Gran-Nannie
Ref: 3343
Series: Vicarage Family - book 4 of 4
Published: 1976

Synopsis:

This is the story of a children's nurse. She was born in the eighteen seventies and got her first situation as nursery maid before she was twelve. She moved almost at once to Longton Place to help look after the Burton children. She stayed with them as nursery maid, under nurse and head nurse. When she left, it was to go to the children's grandparents at The Hall. There was to have charge of the linen and look after visiting grandchildren. It was then she became Gran-Nannie.

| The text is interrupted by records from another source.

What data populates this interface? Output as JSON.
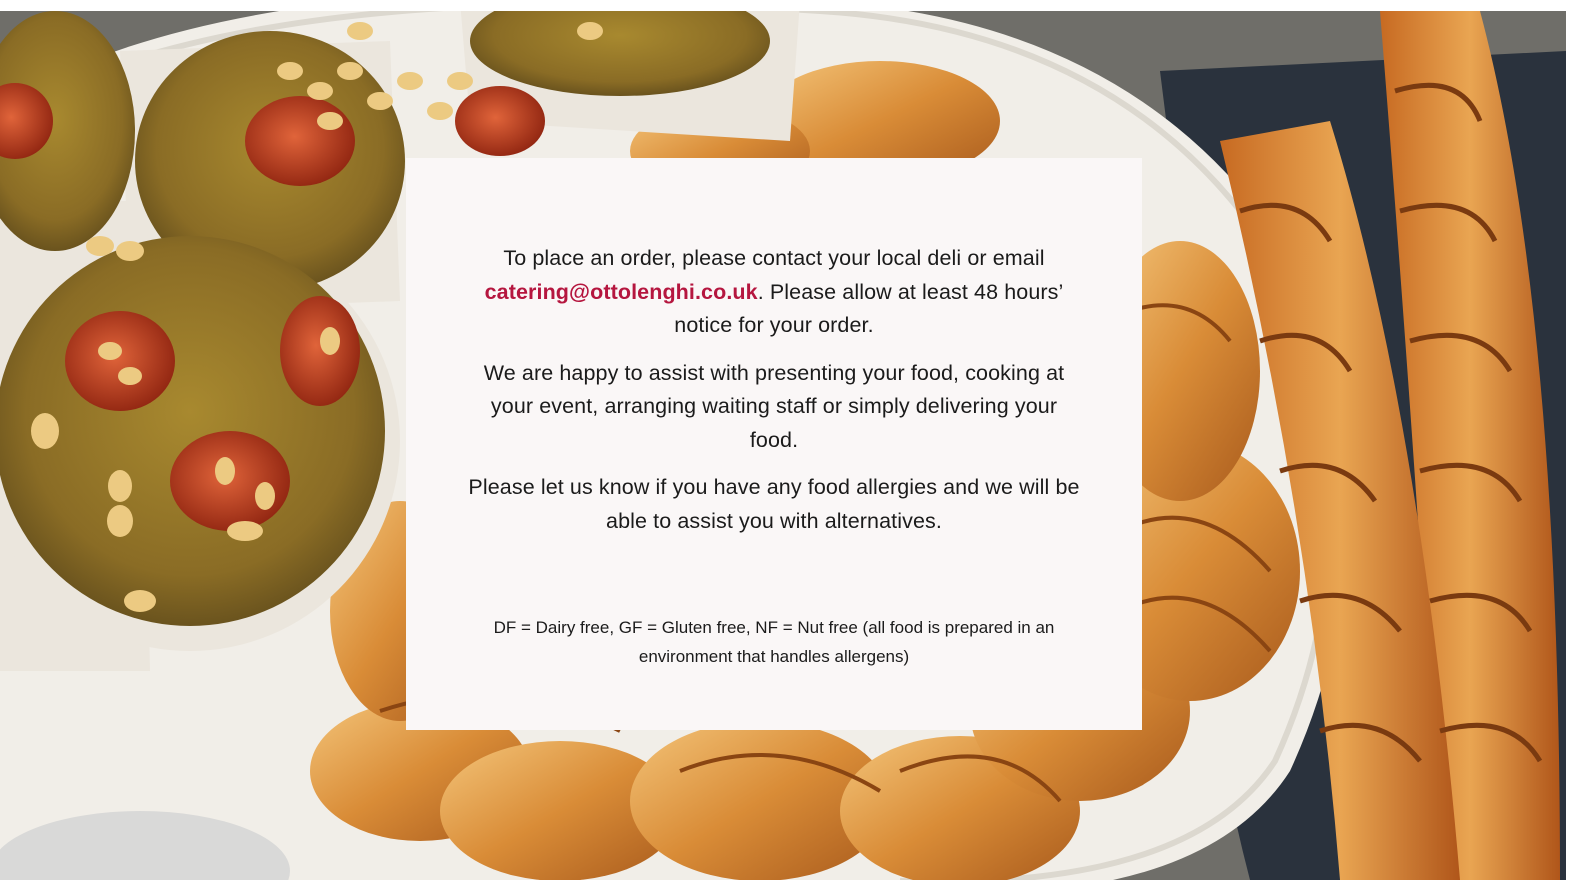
{
  "hero_image": {
    "icon": "bakery-pastries-photo",
    "colors": {
      "croissant": "#d88f3c",
      "croissant_light": "#f1bd6b",
      "muffin": "#9a7a2c",
      "muffin_dark": "#6e5620",
      "tomato": "#b8381c",
      "pine_nut": "#e9c77e",
      "plate": "#f3f0ea",
      "tray": "#2b3440",
      "table": "#6b6a66"
    }
  },
  "card": {
    "background": "#faf7f7",
    "paragraph1_before": "To place an order, please contact your local deli or email",
    "email": "catering@ottolenghi.co.uk",
    "paragraph1_after": ". Please allow at least 48 hours’ notice for your order.",
    "paragraph2": "We are happy to assist with presenting your food, cooking at your event, arranging waiting staff or simply delivering your food.",
    "paragraph3": "Please let us know if you have any food allergies and we will be able to assist you with alternatives.",
    "allergen_note": "DF = Dairy free, GF = Gluten free, NF = Nut free (all food is prepared in an environment that handles allergens)"
  },
  "colors": {
    "link": "#b5163f",
    "text": "#1b1b1b"
  }
}
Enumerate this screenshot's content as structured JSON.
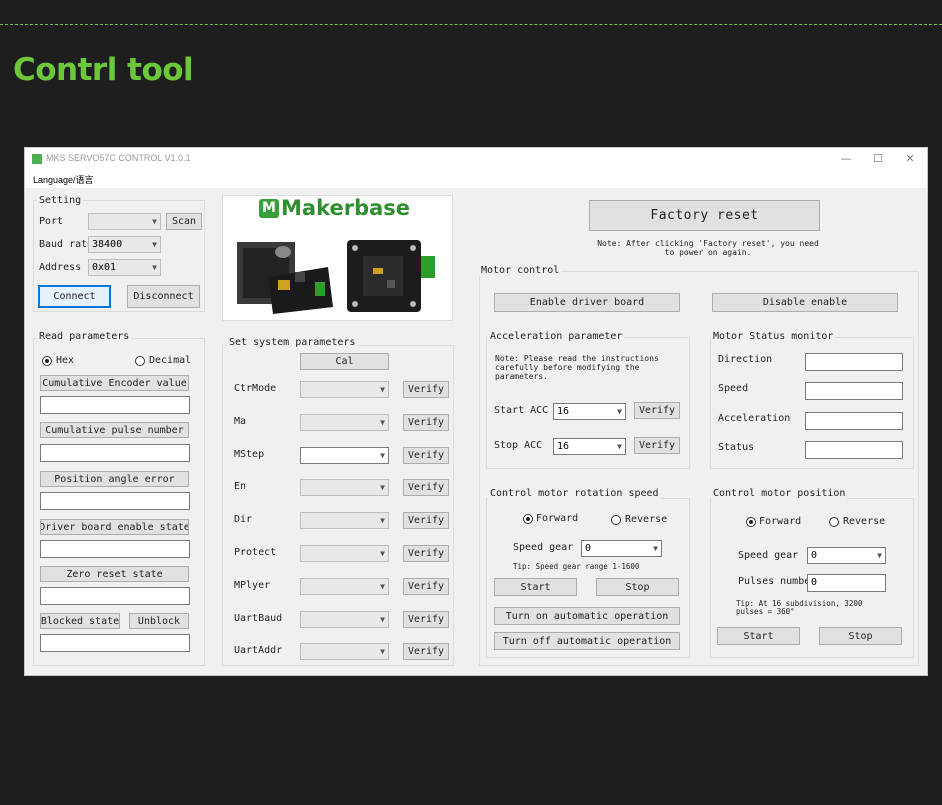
{
  "page_title": "Contrl tool",
  "window": {
    "title": "MKS SERVO57C CONTROL V1.0.1",
    "menu": "Language/语言",
    "controls": {
      "minimize": "—",
      "maximize": "☐",
      "close": "✕"
    }
  },
  "setting": {
    "title": "Setting",
    "port_label": "Port",
    "port_value": "",
    "scan": "Scan",
    "baud_label": "Baud rate",
    "baud_value": "38400",
    "address_label": "Address",
    "address_value": "0x01",
    "connect": "Connect",
    "disconnect": "Disconnect"
  },
  "logo": {
    "brand": "Makerbase",
    "mark": "M"
  },
  "read": {
    "title": "Read parameters",
    "hex": "Hex",
    "decimal": "Decimal",
    "cumulative_encoder": "Cumulative Encoder value",
    "cumulative_pulse": "Cumulative pulse number",
    "position_error": "Position angle error",
    "enable_state": "Driver board enable state",
    "zero_state": "Zero reset state",
    "blocked": "Blocked state",
    "unblock": "Unblock"
  },
  "system": {
    "title": "Set system parameters",
    "cal": "Cal",
    "verify": "Verify",
    "rows": [
      {
        "label": "CtrMode",
        "value": ""
      },
      {
        "label": "Ma",
        "value": ""
      },
      {
        "label": "MStep",
        "value": ""
      },
      {
        "label": "En",
        "value": ""
      },
      {
        "label": "Dir",
        "value": ""
      },
      {
        "label": "Protect",
        "value": ""
      },
      {
        "label": "MPlyer",
        "value": ""
      },
      {
        "label": "UartBaud",
        "value": ""
      },
      {
        "label": "UartAddr",
        "value": ""
      }
    ]
  },
  "factory": {
    "button": "Factory reset",
    "note": "Note: After clicking 'Factory reset', you need to power on again."
  },
  "motor": {
    "title": "Motor control",
    "enable": "Enable driver board",
    "disable": "Disable enable",
    "acc": {
      "title": "Acceleration parameter",
      "note": "Note: Please read the instructions carefully before modifying the parameters.",
      "start_label": "Start ACC",
      "start_value": "16",
      "stop_label": "Stop ACC",
      "stop_value": "16",
      "verify": "Verify"
    },
    "status": {
      "title": "Motor Status monitor",
      "direction": "Direction",
      "speed": "Speed",
      "acceleration": "Acceleration",
      "status": "Status"
    },
    "speed": {
      "title": "Control motor rotation speed",
      "forward": "Forward",
      "reverse": "Reverse",
      "gear_label": "Speed gear",
      "gear_value": "0",
      "tip": "Tip: Speed gear range 1-1600",
      "start": "Start",
      "stop": "Stop",
      "auto_on": "Turn on automatic operation",
      "auto_off": "Turn off automatic operation"
    },
    "position": {
      "title": "Control motor position",
      "forward": "Forward",
      "reverse": "Reverse",
      "gear_label": "Speed gear",
      "gear_value": "0",
      "pulses_label": "Pulses numbe",
      "pulses_value": "0",
      "tip": "Tip: At 16 subdivision, 3200 pulses = 360°",
      "start": "Start",
      "stop": "Stop"
    }
  }
}
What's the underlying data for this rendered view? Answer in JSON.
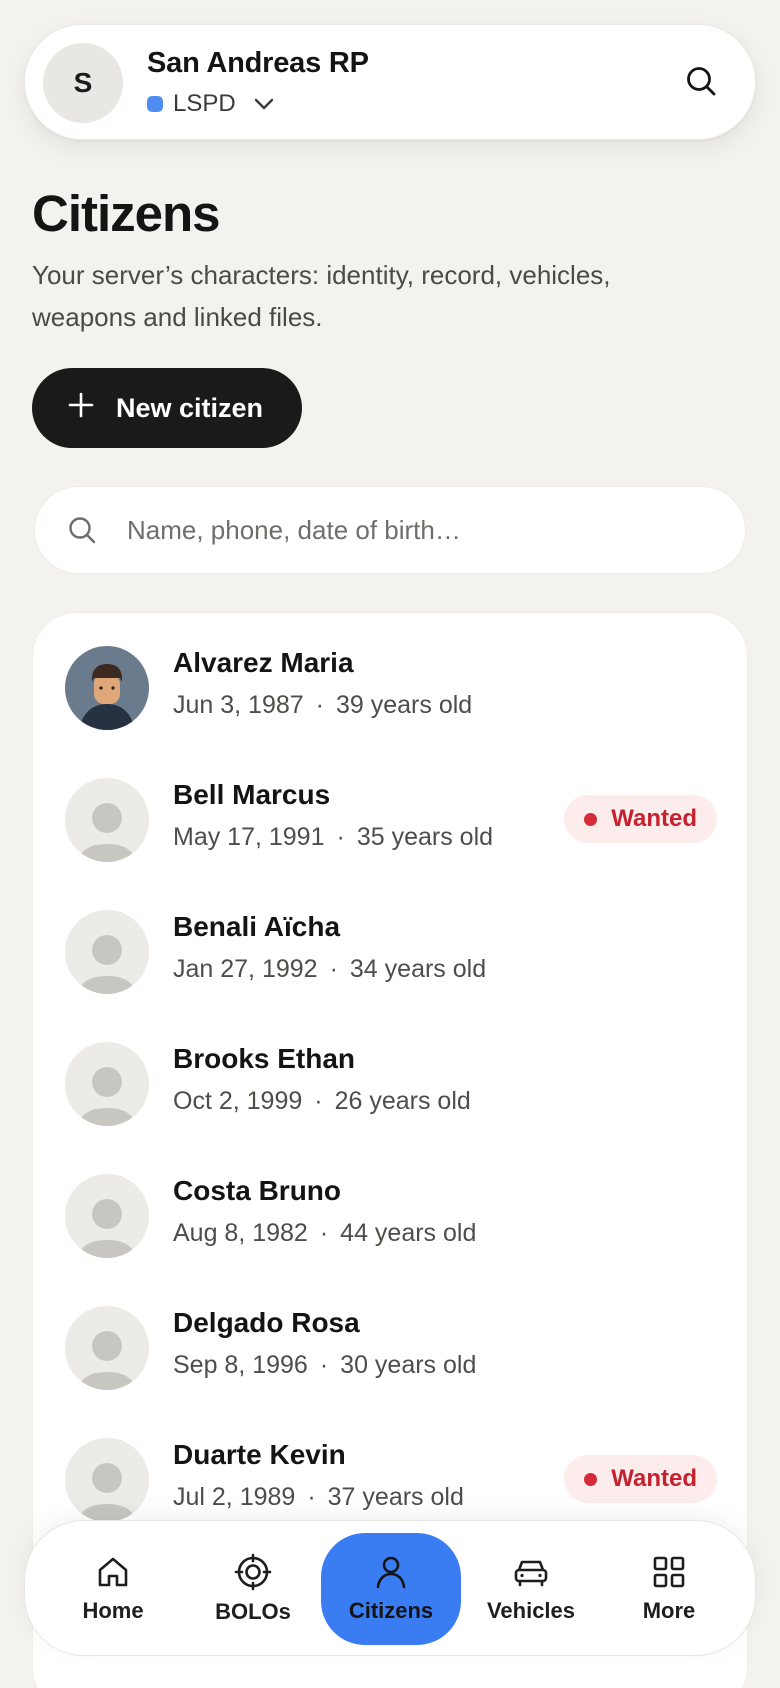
{
  "header": {
    "server_initial": "S",
    "server_name": "San Andreas RP",
    "department": "LSPD",
    "department_color": "#4f8cf0"
  },
  "page": {
    "title": "Citizens",
    "description": "Your server’s characters: identity, record, vehicles, weapons and linked files.",
    "new_button_label": "New citizen"
  },
  "search": {
    "placeholder": "Name, phone, date of birth…",
    "value": ""
  },
  "citizens": [
    {
      "name": "Alvarez Maria",
      "dob": "Jun 3, 1987",
      "age": "39 years old",
      "badge": ""
    },
    {
      "name": "Bell Marcus",
      "dob": "May 17, 1991",
      "age": "35 years old",
      "badge": "Wanted"
    },
    {
      "name": "Benali Aïcha",
      "dob": "Jan 27, 1992",
      "age": "34 years old",
      "badge": ""
    },
    {
      "name": "Brooks Ethan",
      "dob": "Oct 2, 1999",
      "age": "26 years old",
      "badge": ""
    },
    {
      "name": "Costa Bruno",
      "dob": "Aug 8, 1982",
      "age": "44 years old",
      "badge": ""
    },
    {
      "name": "Delgado Rosa",
      "dob": "Sep 8, 1996",
      "age": "30 years old",
      "badge": ""
    },
    {
      "name": "Duarte Kevin",
      "dob": "Jul 2, 1989",
      "age": "37 years old",
      "badge": "Wanted"
    }
  ],
  "meta_separator": "·",
  "colors": {
    "accent": "#3a7df2",
    "wanted_text": "#c4222f",
    "wanted_bg": "#fdecec"
  },
  "nav": {
    "items": [
      {
        "label": "Home",
        "icon": "home-icon"
      },
      {
        "label": "BOLOs",
        "icon": "target-icon"
      },
      {
        "label": "Citizens",
        "icon": "person-icon",
        "active": true
      },
      {
        "label": "Vehicles",
        "icon": "car-icon"
      },
      {
        "label": "More",
        "icon": "grid-icon"
      }
    ]
  }
}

Gran-Nannie was a real person. She brought up Noel Streatfeid's father and his nine brothers and sisters and, off and on, their children came under her care. Noel never knew Gran-Nannie intimately and as a result Gran-Nannie is fiction based on fact and family legend, but her sisters knew her really well. The eldest lived in her care for some years because she had such bad asthma that it was impossible for her to winter in the damp vicarage which was their home, and the younger was also sent to Gran-Nannie because she refused to eat. When she arrived she looked like a famine victim. Gran-Nannie was not disturbed. "Children always eat in my nursery," she said, and she was right, Louise ate.

Gran-Nannie is buried in a family plot, with children's graves around her, amongst them a sister of Miss Streatfeild's who died when small. On her grave stone is carved the words she chose. "She hath done what she could."

This book is a tribute not just to one Gran-Nannie but to all the British nannies who have soldered families together.